News & Insights

Client Alert

March 23, 2020

COVID-19 – Contingency Planning for Reducing Employment Costs


As the COVID-19 pandemic develops, employers will undoubtedly be formulating contingency plans to deal with the economic downturn and uncertain weeks, or months, ahead.

The unprecedented spread of COVID-19 has caused the UK, along with the rest of world, to batten down the hatches, with many businesses temporarily closing across the UK and throughout Europe. Before last week, the prospects of lockdowns, closures and job cuts were not on the radar (with the exception perhaps of the airline sector). At this stage, it is uncertain how the current situation will develop; the pandemic may mean mass redundancies, which both organisations and workers will be keen to avoid for as long as possible.

Employers can utilise alternative measures in the interim to get through the next few months with, hopefully, the long-term damage limited. These include:

Recruitment and retention strategies

  • Implement a recruitment freeze. Combined with natural attrition, this could assist in decreasing headcount. It could also mean redeployment opportunities are available to those employees eventually at risk of redundancy.
  • Reduce non-permanent staff to cut costs (for example, agency workers, self-employed consultants and casual staff). Alternatively, such contingent labour can be utilised wherever possible, with the advantage that such arrangements are generally flexible in terms of hours and notice periods.

 Remuneration policies

  • Implement a pay freeze and consider whether an employer can defer, decrease or withdraw bonus payments (depending on whether the bonus arrangements are discretionary or contractual). If the bonus arrangements are contractual, consent will be needed for any variation.
  • Access the UK Government’s Coronavirus Job Retention Scheme, announced on 20 March, 2020 by the Chancellor, Rishi Sunak, under which all UK employers are able to apply via HMRC for a grants covering up to 80% of the salary of workers furloughed rather than made redundant, up to a total of £2,500 per month, for an initial period of three months backdated to 1 March, 2020.
  • Propose across the board reduction in salaries, for which consent would need to be obtained (reversible as soon as possible). General pay cuts without a corresponding decrease in hours will be an even less attractive option to employees but may be possible for smaller businesses or start-ups if employees are offered a future incentive such as bonuses or equity.

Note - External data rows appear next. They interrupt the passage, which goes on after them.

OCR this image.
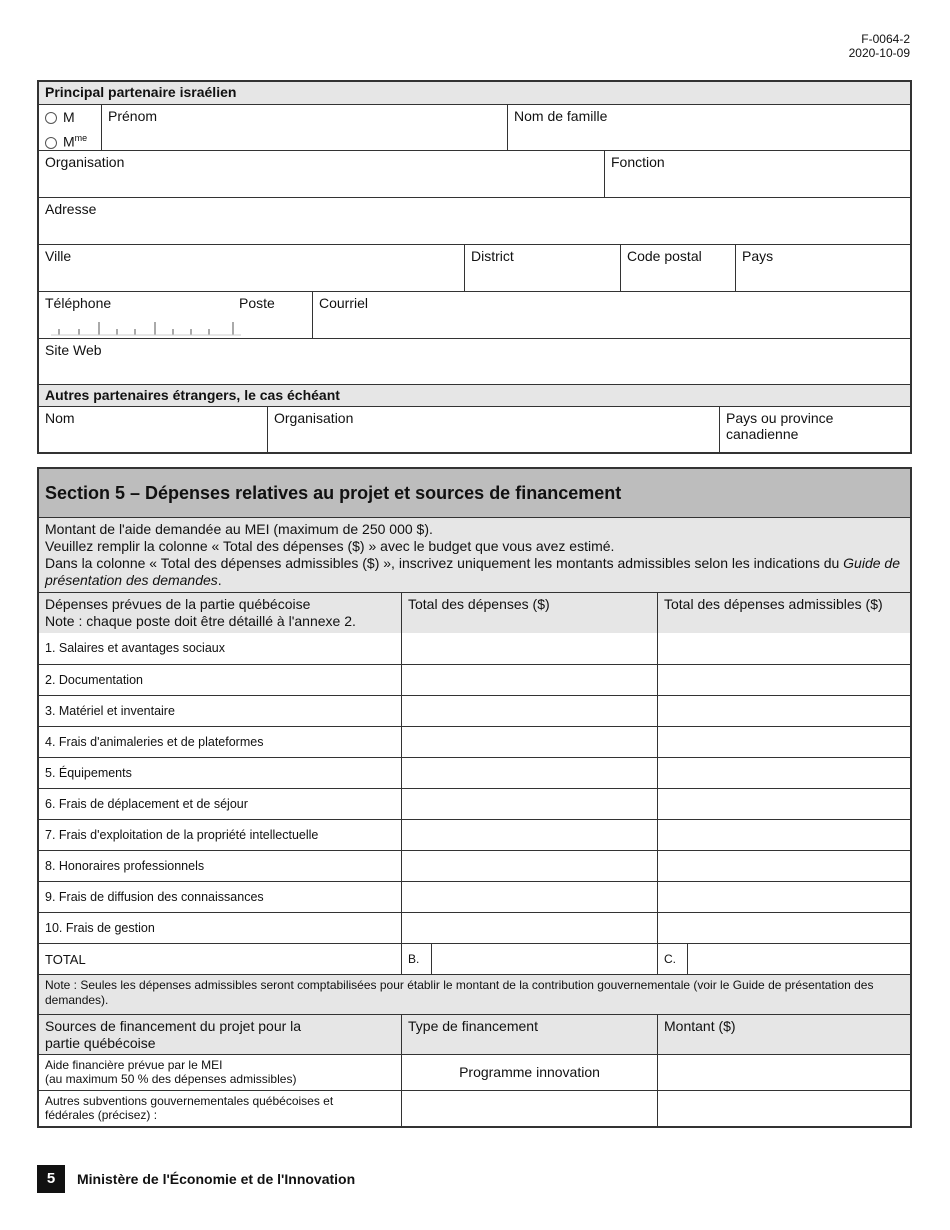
F-0064-2
2020-10-09
Principal partenaire israélien
M
$M^{me}$
Prénom	Nom de famille
Organisation	Fonction
Adresse
Ville	District	Code postal	Pays
Téléphone	Poste	Courriel
Site Web
Autres partenaires étrangers, le cas échéant
Nom	Organisation	Pays ou province canadienne
Section 5 – Dépenses relatives au projet et sources de financement
Montant de l'aide demandée au MEI (maximum de 250 000 $).
Veuillez remplir la colonne « Total des dépenses ($) » avec le budget que vous avez estimé.
Dans la colonne « Total des dépenses admissibles ($) », inscrivez uniquement les montants admissibles selon les indications du Guide de présentation des demandes.
Dépenses prévues de la partie québécoise
Note : chaque poste doit être détaillé à l'annexe 2.
Total des dépenses ($)	Total des dépenses admissibles ($)
1. Salaires et avantages sociaux
2. Documentation
3. Matériel et inventaire
4. Frais d'animaleries et de plateformes
5. Équipements
6. Frais de déplacement et de séjour
7. Frais d'exploitation de la propriété intellectuelle
8. Honoraires professionnels
9. Frais de diffusion des connaissances
10. Frais de gestion
TOTAL	B.	C.
Note : Seules les dépenses admissibles seront comptabilisées pour établir le montant de la contribution gouvernementale (voir le Guide de présentation des demandes).
Sources de financement du projet pour la
partie québécoise
Type de financement	Montant ($)
Aide financière prévue par le MEI
(au maximum 50 % des dépenses admissibles)	Programme innovation
Autres subventions gouvernementales québécoises et
fédérales (précisez) :
5	Ministère de l'Économie et de l'Innovation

Managing working hours and patterns

  • Impose short-time working (reduced hours) or temporary lay-offs, if the employment contract allows. Unless an employer has a contractual right to lay-off staff, an employer imposing such measures would face potential claims for unlawful deductions of wages, breach of contract and constructive dismissal. Failure to pay the contractual salary can also render any restrictive covenants contained in the employment contract void.
  • Seek volunteers for working reduced hours with a corresponding reduction in pay, for example 4 days a week or a 9-day fortnight. Working fewer hours may be an attractive option for those with childcare responsibilities in light of the announcement of school closures.
  • Reducing or banning non-contractual overtime.

Paid and unpaid leave, sabbaticals

  • Seek volunteers for unpaid leave or offer sabbaticals. Employee consent is required unless the employment contract contains a clause allowing the employer to place employees on unpaid leave.
  • Direct employees to take their annual holiday allowance during quiet times.
  • Offer the employees the opportunity to purchase extra annual leave in return for a salary sacrifice. While this may seem unappealing given the current travel restrictions, it may enable some ex-pat employees to return home or travel to unaffected regions during the pandemic.

Changing employment terms and conditions

  • Forced changes to terms and conditions (such as hours and pay), which will require collective consultation if 20 or more employees will be dismissed and rehired and is not without risk of claims.

Under normal circumstances, it is difficult to obtain employee consent to the above measures.  However, in the current climate and faced with the gloomy prospect of mass redundancies, employee attitudes may be more willing to explore alternatives (particularly on a temporary basis) to secure job stability.